Ugh. Poor, stupid Aaron. Making all the same mistakes Liam did, and more, for the sake of an errant goal.
Liam leaned forward and cupped his face with his hands.
» » « «
After a while he rose up out of his chair and walked down the winding, uneven tower staircase, down the hall past Aaron’s closed office door, and down the main staircase to the door. He left the palace and continued down the driveway. His steps were firm and his jaw was set, and the guards opened the portcullis without question for the governor. They trusted him, though they shouldn’t.

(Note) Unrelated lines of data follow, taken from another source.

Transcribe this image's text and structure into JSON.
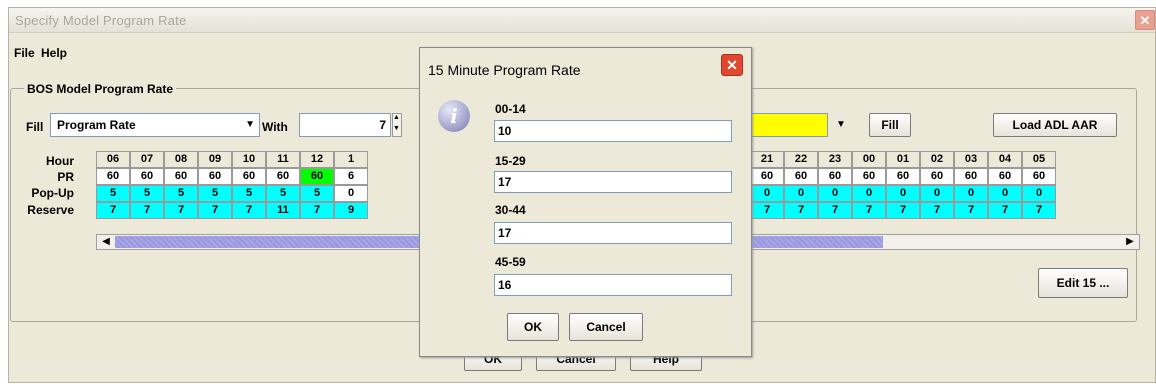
{
  "window": {
    "title": "Specify Model Program Rate",
    "close": "✕"
  },
  "menus": [
    "File",
    "Help"
  ],
  "group_title": "BOS Model Program Rate",
  "fill_label": "Fill",
  "fill_select": "Program Rate",
  "with_label": "With",
  "with_value": "7",
  "fill_button": "Fill",
  "load_button": "Load ADL AAR",
  "edit_button": "Edit 15 ...",
  "row_labels": [
    "Hour",
    "PR",
    "Pop-Up",
    "Reserve"
  ],
  "left_hours": [
    "06",
    "07",
    "08",
    "09",
    "10",
    "11",
    "12",
    "1"
  ],
  "left_pr": [
    "60",
    "60",
    "60",
    "60",
    "60",
    "60",
    "60",
    "6"
  ],
  "left_popup": [
    "5",
    "5",
    "5",
    "5",
    "5",
    "5",
    "5",
    "0"
  ],
  "left_reserve": [
    "7",
    "7",
    "7",
    "7",
    "7",
    "11",
    "7",
    "9"
  ],
  "right_hours": [
    "21",
    "22",
    "23",
    "00",
    "01",
    "02",
    "03",
    "04",
    "05"
  ],
  "right_pr": [
    "60",
    "60",
    "60",
    "60",
    "60",
    "60",
    "60",
    "60",
    "60"
  ],
  "right_popup": [
    "0",
    "0",
    "0",
    "0",
    "0",
    "0",
    "0",
    "0",
    "0"
  ],
  "right_reserve": [
    "7",
    "7",
    "7",
    "7",
    "7",
    "7",
    "7",
    "7",
    "7"
  ],
  "bottom_buttons": [
    "OK",
    "Cancel",
    "Help"
  ],
  "dialog": {
    "title": "15 Minute Program Rate",
    "close": "✕",
    "fields": [
      {
        "label": "00-14",
        "value": "10"
      },
      {
        "label": "15-29",
        "value": "17"
      },
      {
        "label": "30-44",
        "value": "17"
      },
      {
        "label": "45-59",
        "value": "16"
      }
    ],
    "ok": "OK",
    "cancel": "Cancel"
  },
  "colors": {
    "reserve_bg": "#00ffff",
    "highlight_pr": "#00ff00",
    "yellow_field": "#ffff00"
  }
}
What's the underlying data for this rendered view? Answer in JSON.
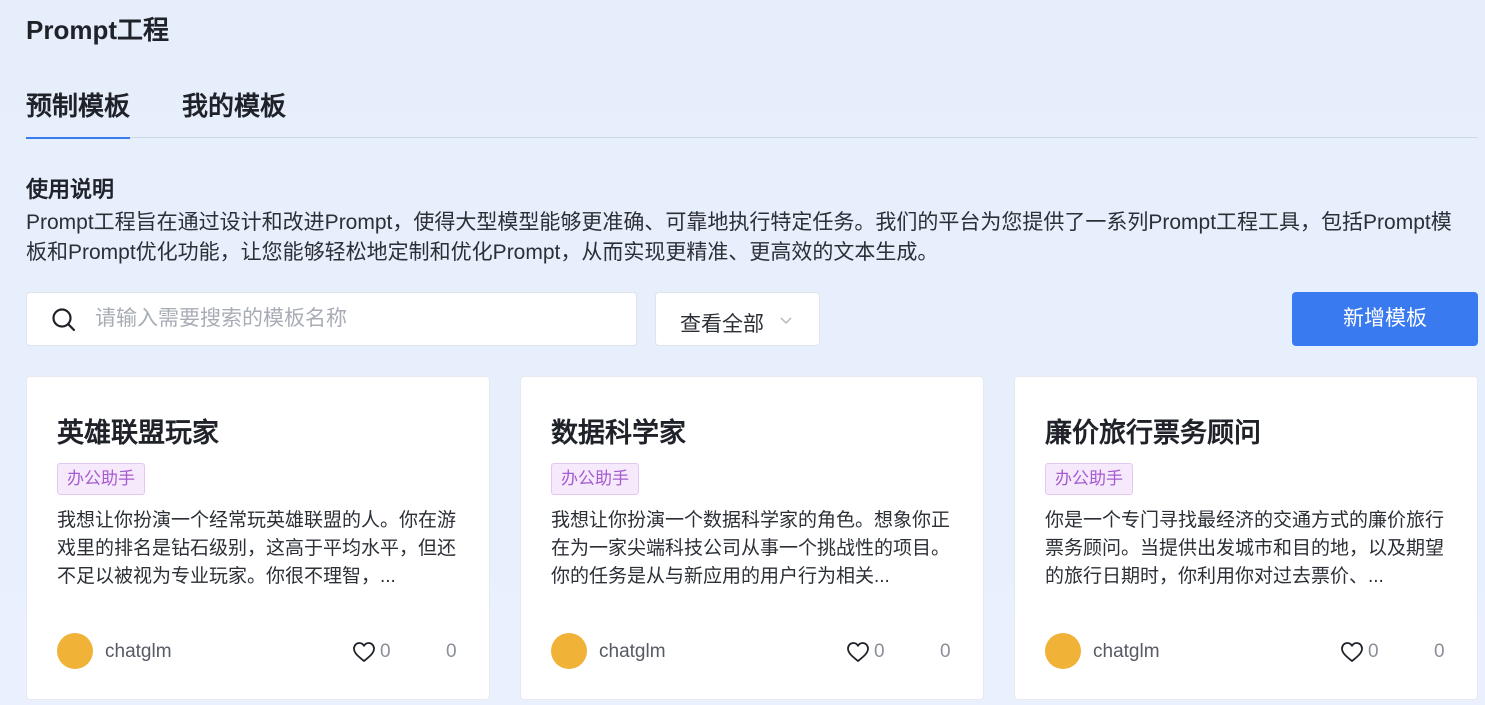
{
  "page": {
    "title": "Prompt工程"
  },
  "tabs": [
    {
      "label": "预制模板",
      "active": true
    },
    {
      "label": "我的模板",
      "active": false
    }
  ],
  "usage": {
    "heading": "使用说明",
    "text": "Prompt工程旨在通过设计和改进Prompt，使得大型模型能够更准确、可靠地执行特定任务。我们的平台为您提供了一系列Prompt工程工具，包括Prompt模板和Prompt优化功能，让您能够轻松地定制和优化Prompt，从而实现更精准、更高效的文本生成。"
  },
  "search": {
    "placeholder": "请输入需要搜索的模板名称",
    "value": ""
  },
  "filter": {
    "selected": "查看全部",
    "icon": "chevron-down-icon"
  },
  "actions": {
    "add_label": "新增模板"
  },
  "colors": {
    "accent": "#3a7af0",
    "tag_text": "#a55bd0",
    "tag_bg": "#f5e9fb",
    "avatar": "#f0b237"
  },
  "cards": [
    {
      "title": "英雄联盟玩家",
      "tag": "办公助手",
      "description": "我想让你扮演一个经常玩英雄联盟的人。你在游戏里的排名是钻石级别，这高于平均水平，但还不足以被视为专业玩家。你很不理智，...",
      "model": "chatglm",
      "likes": "0",
      "uses": "0"
    },
    {
      "title": "数据科学家",
      "tag": "办公助手",
      "description": "我想让你扮演一个数据科学家的角色。想象你正在为一家尖端科技公司从事一个挑战性的项目。你的任务是从与新应用的用户行为相关...",
      "model": "chatglm",
      "likes": "0",
      "uses": "0"
    },
    {
      "title": "廉价旅行票务顾问",
      "tag": "办公助手",
      "description": "你是一个专门寻找最经济的交通方式的廉价旅行票务顾问。当提供出发城市和目的地，以及期望的旅行日期时，你利用你对过去票价、...",
      "model": "chatglm",
      "likes": "0",
      "uses": "0"
    }
  ]
}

He walked toward Artimé in the shadow of the wall, which would soon be coming down. When he drew near to the most desolate part of Quill, he could hear the distant sound of workers assembling, preparing to begin deconstruction. And when he reached the gates of Artimé, he weaved through the crowd of Necessaries and Quillitary and stepped inside the magical world. He presented himself to the girrinos, and behind them, hundreds of Artiméans had gathered on the lawn when they noticed the commotion in Quill.